Il mistero del pieno troppo caro
Ogni volta che fai benzina, ti sarai chiesto: perché costa così tanto? Una delle risposte più sconcertanti è: le accise.
Le accise sono imposte fisse che lo Stato applica sui carburanti. Non variano col prezzo del petrolio: ci sono sempre, anche quando il barile costa poco.

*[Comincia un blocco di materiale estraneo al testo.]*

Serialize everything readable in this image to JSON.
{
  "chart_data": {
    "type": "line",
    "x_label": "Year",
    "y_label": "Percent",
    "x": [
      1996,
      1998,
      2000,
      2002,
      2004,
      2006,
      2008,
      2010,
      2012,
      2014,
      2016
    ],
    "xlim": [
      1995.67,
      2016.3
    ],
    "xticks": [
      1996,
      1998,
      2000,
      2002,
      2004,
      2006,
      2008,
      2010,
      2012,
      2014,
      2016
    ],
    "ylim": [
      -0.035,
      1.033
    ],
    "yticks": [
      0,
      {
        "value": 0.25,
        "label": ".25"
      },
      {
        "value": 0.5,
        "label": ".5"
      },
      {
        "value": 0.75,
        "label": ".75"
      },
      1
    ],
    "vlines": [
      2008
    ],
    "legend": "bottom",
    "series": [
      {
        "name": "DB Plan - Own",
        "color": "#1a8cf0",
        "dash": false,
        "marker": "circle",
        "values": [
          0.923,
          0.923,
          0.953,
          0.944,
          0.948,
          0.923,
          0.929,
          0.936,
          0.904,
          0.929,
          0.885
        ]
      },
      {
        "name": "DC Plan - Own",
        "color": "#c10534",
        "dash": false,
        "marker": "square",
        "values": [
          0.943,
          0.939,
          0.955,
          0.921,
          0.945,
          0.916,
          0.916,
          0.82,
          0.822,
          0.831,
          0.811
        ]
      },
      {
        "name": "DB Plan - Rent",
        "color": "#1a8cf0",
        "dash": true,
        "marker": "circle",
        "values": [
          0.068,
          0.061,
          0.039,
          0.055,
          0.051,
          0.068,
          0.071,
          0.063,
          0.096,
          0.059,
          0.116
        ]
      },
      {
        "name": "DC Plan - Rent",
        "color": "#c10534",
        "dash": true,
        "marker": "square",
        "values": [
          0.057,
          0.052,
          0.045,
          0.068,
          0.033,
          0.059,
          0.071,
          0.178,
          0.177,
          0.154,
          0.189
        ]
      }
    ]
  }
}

Una lista infinita (e assurda)
In Italia, alcune accise risalgono a eventi lontanissimi. Alcuni esempi reali:
- 1935: Guerra d’Etiopia
- 1963: Disastro del Vajont
- 1976: Terremoto del Friuli
- 1980: Terremoto dell’Irpinia
- 1996: Missione ONU in Libano
- 2004: Rinnovo contratto autoferrotranvieri
Molte di queste emergenze sono finite da decenni. Ma l’accisa è rimasta.
Quanto pesano sul prezzo?
Circa la metà di quello che paghi alla pompa sono tasse. Su un litro di benzina da 1,80 euro, oltre 90 centesimi sono tra accise e IVA.
Quindi: anche se il petrolio scendesse a 30 dollari al barile, tu continueresti a pagare caro.
Perché non vengono tolte?
Perché sono entrate sicure per lo Stato. Le accise generano miliardi di euro ogni anno. E nessun governo, di destra o sinistra, ha mai avuto il coraggio di cancellarle davvero.
Paghi e non lo sai
Il problema è anche culturale: pochi conoscono l’esistenza e la natura delle accise. Così, mentre l’indignazione si concentra sulle compagnie petrolifere, il prelievo fiscale passa in secondo piano.